29 de outubro de 2002

Minha mãe me convenceu recentemente, que, pra não ser discriminado, todo homem (toda criança) tem de ter uma religião. Aí, deixei de ser ateu e me converti ao Urso Polar. Inclusive tenho ensinado ao meu filho: “Existem muitos deuses, filho, e quase todos eles são tão ou mais malvados quanto o Papai Noel, o Mickey Mouse, o Lobo Mau ou o ‘Papai-do-Céu’ que as tias te ensinam. Menos o Urso Polar, que é amigo dos homens e limpa os pesqueiros das focas que nos roubam o peixe.”

“Papai, o Urso Polar mora no céu como o ‘papai-do-céu’?”

“Não, guri, ele mora na neve.”

“E a neve é melhor que o céu?”

“É, com neve a gente pode fazer bonecos (que nem os castelos de areia da praia) e pode fazer bolas de neve, pra atirar nos outros.”

“Ah, e tem algum deus que more nas areias?” (eu adoro esse guri)

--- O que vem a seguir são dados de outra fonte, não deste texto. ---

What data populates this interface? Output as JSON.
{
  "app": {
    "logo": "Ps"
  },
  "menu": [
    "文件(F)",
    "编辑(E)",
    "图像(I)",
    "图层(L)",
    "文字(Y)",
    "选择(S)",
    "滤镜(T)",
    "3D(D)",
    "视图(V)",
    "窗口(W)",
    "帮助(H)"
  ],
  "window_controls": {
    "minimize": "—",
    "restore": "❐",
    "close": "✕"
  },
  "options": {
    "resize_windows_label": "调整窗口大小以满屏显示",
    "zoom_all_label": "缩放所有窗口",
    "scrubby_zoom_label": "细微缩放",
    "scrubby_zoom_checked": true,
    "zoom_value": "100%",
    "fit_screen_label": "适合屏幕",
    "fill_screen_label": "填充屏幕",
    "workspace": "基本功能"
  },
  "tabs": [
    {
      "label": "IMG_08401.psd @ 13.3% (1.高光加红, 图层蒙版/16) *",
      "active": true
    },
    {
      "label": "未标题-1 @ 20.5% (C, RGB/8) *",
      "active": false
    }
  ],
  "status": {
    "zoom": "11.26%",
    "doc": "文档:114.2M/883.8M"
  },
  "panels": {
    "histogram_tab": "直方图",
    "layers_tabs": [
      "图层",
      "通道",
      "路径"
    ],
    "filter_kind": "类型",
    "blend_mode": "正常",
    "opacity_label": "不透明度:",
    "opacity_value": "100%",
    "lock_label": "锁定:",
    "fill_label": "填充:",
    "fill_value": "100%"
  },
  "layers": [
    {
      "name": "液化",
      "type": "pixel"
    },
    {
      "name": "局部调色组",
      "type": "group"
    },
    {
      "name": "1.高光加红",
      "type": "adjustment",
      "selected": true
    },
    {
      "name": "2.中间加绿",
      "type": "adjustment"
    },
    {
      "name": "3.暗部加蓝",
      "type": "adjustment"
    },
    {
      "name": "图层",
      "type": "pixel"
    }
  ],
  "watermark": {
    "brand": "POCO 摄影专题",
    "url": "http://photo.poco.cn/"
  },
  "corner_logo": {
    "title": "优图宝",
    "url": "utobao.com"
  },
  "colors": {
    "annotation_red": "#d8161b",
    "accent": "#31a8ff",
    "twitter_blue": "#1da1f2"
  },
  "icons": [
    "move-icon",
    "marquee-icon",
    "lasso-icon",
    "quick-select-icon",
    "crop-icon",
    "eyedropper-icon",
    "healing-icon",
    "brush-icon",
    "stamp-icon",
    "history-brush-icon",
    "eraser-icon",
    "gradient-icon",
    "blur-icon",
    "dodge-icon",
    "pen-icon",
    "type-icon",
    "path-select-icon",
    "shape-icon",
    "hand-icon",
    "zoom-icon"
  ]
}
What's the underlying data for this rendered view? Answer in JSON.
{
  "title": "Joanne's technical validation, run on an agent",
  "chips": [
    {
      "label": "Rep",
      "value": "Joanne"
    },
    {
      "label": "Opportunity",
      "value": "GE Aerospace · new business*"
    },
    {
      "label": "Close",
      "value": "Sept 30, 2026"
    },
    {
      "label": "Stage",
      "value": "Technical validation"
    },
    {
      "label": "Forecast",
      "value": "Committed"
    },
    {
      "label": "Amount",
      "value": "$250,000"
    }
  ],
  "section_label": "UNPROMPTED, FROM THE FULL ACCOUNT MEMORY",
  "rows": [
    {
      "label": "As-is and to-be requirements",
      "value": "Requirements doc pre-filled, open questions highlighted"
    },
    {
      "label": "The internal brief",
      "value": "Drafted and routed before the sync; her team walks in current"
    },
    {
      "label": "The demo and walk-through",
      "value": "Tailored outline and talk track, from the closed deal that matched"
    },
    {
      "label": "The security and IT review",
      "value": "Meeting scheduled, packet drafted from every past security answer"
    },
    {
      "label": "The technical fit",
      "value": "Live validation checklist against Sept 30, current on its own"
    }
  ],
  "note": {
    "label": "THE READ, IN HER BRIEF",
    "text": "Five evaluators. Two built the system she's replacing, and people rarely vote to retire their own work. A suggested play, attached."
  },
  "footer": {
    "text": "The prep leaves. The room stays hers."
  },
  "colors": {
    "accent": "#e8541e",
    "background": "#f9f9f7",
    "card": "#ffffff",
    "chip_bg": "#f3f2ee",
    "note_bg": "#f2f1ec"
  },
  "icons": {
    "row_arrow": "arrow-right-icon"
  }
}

“Tem, mas é o puma das areias.”

“É? e ele é brabo como o Leão Baio, papai?”

“É.”

“Papai, acho que gosto mais do Deus Urso. Mas depois do papai-do-céu.”

“Tá. Mas você vai ver que o Urso Polar é mais legal e boa gente que esse aí-do-céu.”

“E ele deixa a gente atirar bolas de neve nos outros, papai?”

“Deixa.”

“Ahn (pensativo). Papai, eu quero um urso polar de presente”.

“Tá, eu vou achar um pra ti.”

E, desde que conheci o Urso Polar, a luz da Aurora Boreal ilumina minha vida.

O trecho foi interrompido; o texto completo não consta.